Under the price maintenance provisions of the Competition Act, any order in response to a violation is entirely within
the Tribunal’s discretion. In this case, the Tribunal noted that any order it could impose would be a blunt instrument, which could not be adjusted or refined based on legitimate concerns or issues in its application. For example, it noted that it had no jurisdiction over merchants to include obligations on them in fashioning a remedy, which could be required. The Tribunal cited experience in other jurisdictions as support for this point, and for a clear direction to the government that the proper solution is a regulatory framework regarding surcharging, which it said should be imposed sooner rather than later.
The Commissioner has indicated that it she reviewing the decision and considering next steps.

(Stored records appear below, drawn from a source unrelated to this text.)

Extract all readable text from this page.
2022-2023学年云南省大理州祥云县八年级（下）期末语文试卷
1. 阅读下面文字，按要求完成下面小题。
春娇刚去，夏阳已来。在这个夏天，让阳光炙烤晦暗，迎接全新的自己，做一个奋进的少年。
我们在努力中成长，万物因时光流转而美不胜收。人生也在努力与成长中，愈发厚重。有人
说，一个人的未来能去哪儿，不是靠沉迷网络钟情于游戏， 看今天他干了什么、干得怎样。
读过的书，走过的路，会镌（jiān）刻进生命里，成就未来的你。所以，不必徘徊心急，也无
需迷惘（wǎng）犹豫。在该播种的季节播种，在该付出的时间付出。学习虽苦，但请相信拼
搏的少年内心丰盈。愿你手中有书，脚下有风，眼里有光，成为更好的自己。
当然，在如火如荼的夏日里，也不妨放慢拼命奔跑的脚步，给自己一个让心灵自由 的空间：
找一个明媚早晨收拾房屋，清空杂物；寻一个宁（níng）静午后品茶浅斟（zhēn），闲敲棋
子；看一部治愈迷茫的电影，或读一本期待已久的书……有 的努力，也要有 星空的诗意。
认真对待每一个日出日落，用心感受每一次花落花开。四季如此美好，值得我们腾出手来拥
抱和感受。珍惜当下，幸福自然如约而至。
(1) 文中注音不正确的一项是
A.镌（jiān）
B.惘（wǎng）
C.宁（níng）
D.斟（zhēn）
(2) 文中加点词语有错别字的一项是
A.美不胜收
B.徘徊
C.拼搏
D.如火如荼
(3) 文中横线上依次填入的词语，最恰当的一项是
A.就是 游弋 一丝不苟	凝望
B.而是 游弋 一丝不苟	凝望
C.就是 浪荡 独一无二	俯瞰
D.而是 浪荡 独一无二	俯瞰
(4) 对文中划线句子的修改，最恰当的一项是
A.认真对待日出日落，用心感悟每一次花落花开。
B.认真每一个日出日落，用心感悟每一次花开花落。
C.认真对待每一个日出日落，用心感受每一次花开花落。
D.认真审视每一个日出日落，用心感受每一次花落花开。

Given the suggestion that the proper solution to the concerns raised by the Commission is a regulatory framework, the views of the Minister of Finance (Canada) on the decision will be very important. In recent years the Government of Canada has introduced a number or measures focused on consumer rights in respect of financial services, including a Code of Conduct for the Credit and Debit Card Industry in Canada. Following the publication of the decision, the Minister indicated that he will be carefully reviewing the Competition Tribunal’s decision and also monitoring any potential appeal. In addition, he added: “Recognizing the importance of this issue to all involved, I have also asked that a special meeting be convened of the Government’s FinPay Committee – a consultative committee on payments issues that includes representatives from the credit card industry, small business, retailers, consumers, and many more – to discuss this matter and next steps.”
We will be monitoring developments and reporting on relevant events as they occur.